Innovations in Biotechnology and Medical Sciences

How can mRNA vaccines help fight cancer?


From UPSC perspective, the following things are important :

Prelims level: mRNA Vaccine

Mains level: Not Much


The results of a trial of an experimental cancer vaccine built on the mRNA (messenger ribonucleic acid) platform, made by Moderna and MSD (Merck&Co.), have shown promising results.

What is mRNA?


  • Messenger RNA (mRNA) is a single-stranded RNA (Ribo Nucleic Acid) molecule that is complementary to one of the DNA strands of a gene.
  • The mRNA is an RNA version of the gene that leaves the cell nucleus and moves to the cytoplasm where proteins are made.
  • During protein synthesis, an organelle called a ribosome moves along the mRNA, reads its base sequence, and uses the genetic code to translate each three-base triplet, or codon, into its corresponding amino acid.

What are mRNA vaccines?

  • mRNA vaccines work by introducing a piece of mRNA that corresponds to a viral protein, usually a small piece of a protein found on the virus’s outer membrane.
  • Individuals who get an mRNA vaccine are not exposed to the virus, nor can they become infected with the virus by the vaccine.
  • As part of a normal immune response, the immune system recognizes that the protein is foreign and produces specialized proteins called antibodies.
  • Antibodies help protect the body against infection by recognizing individual viruses or other pathogens, attaching to them, and marking the pathogens for destruction.
  • Once produced, antibodies remain in the body, even after the body has rid itself of the pathogen, so that the immune system can quickly respond if exposed again.

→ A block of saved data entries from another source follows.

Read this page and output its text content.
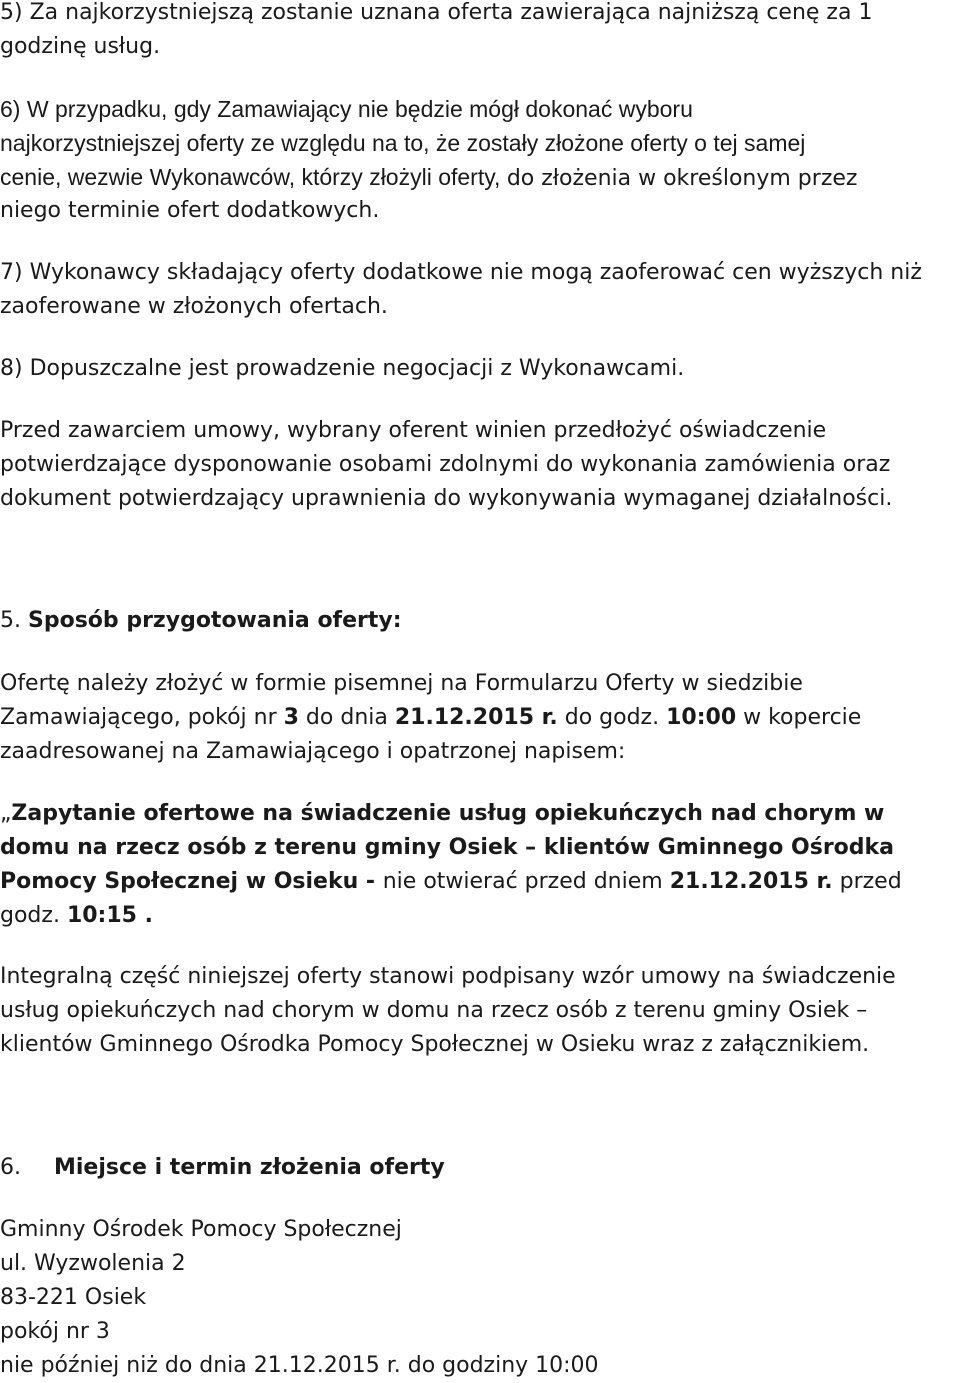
5) Za najkorzystniejszą zostanie uznana oferta zawierająca najniższą cenę za 1
godzinę usług.
6) W przypadku, gdy Zamawiający nie będzie mógł dokonać wyboru
najkorzystniejszej oferty ze względu na to, że zostały złożone oferty o tej samej
cenie, wezwie Wykonawców, którzy złożyli oferty, do złożenia w określonym przez
niego terminie ofert dodatkowych.
7) Wykonawcy składający oferty dodatkowe nie mogą zaoferować cen wyższych niż
zaoferowane w złożonych ofertach.
8) Dopuszczalne jest prowadzenie negocjacji z Wykonawcami.
Przed zawarciem umowy, wybrany oferent winien przedłożyć oświadczenie
potwierdzające dysponowanie osobami zdolnymi do wykonania zamówienia oraz
dokument potwierdzający uprawnienia do wykonywania wymaganej działalności.
5. Sposób przygotowania oferty:
Ofertę należy złożyć w formie pisemnej na Formularzu Oferty w siedzibie
Zamawiającego, pokój nr 3 do dnia 21.12.2015 r. do godz. 10:00 w kopercie
zaadresowanej na Zamawiającego i opatrzonej napisem:
„Zapytanie ofertowe na świadczenie usług opiekuńczych nad chorym w
domu na rzecz osób z terenu gminy Osiek – klientów Gminnego Ośrodka
Pomocy Społecznej w Osieku - nie otwierać przed dniem 21.12.2015 r. przed
godz. 10:15 .
Integralną część niniejszej oferty stanowi podpisany wzór umowy na świadczenie
usług opiekuńczych nad chorym w domu na rzecz osób z terenu gminy Osiek –
klientów Gminnego Ośrodka Pomocy Społecznej w Osieku wraz z załącznikiem.
6. Miejsce i termin złożenia oferty
Gminny Ośrodek Pomocy Społecznej
ul. Wyzwolenia 2
83-221 Osiek
pokój nr 3
nie później niż do dnia 21.12.2015 r. do godziny 10:00
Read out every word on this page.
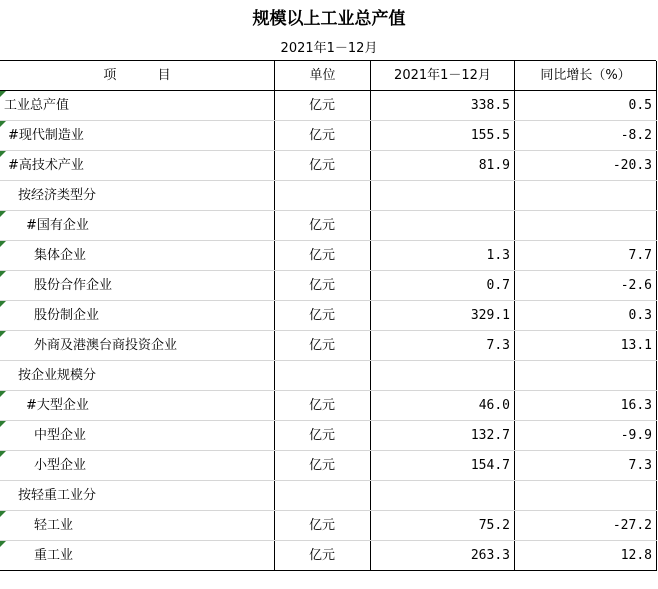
规模以上工业总产值
2021年1－12月
项          目	单位	2021年1－12月	同比增长（%）
工业总产值	亿元	338.5	0.5
#现代制造业	亿元	155.5	-8.2
#高技术产业	亿元	81.9	-20.3
按经济类型分			
#国有企业	亿元		
集体企业	亿元	1.3	7.7
股份合作企业	亿元	0.7	-2.6
股份制企业	亿元	329.1	0.3
外商及港澳台商投资企业	亿元	7.3	13.1
按企业规模分			
#大型企业	亿元	46.0	16.3
中型企业	亿元	132.7	-9.9
小型企业	亿元	154.7	7.3
按轻重工业分			
轻工业	亿元	75.2	-27.2
重工业	亿元	263.3	12.8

How does the vaccine work?

  • The personalized cancer vaccine uses the same messenger-RNA technology that was used to produce the COVID vaccine.
  • It allows the body’s immune system to seek and destroy cancerous cells, in this case melanoma, but with the hope that it could lead to new ways to fight other types of cancers too.

Why is it a significant feat?

  • The cancer vaccine showed a 44% reduction in the risk of dying of cancer or having the cancer progress.
  • As a personalized cancer vaccine, it is tailor-made for every patient.
  • As a consequence, it is expected to be very expensive to make.
  • But oncologists across the world have welcomed this as an exciting new opportunity in cancer care.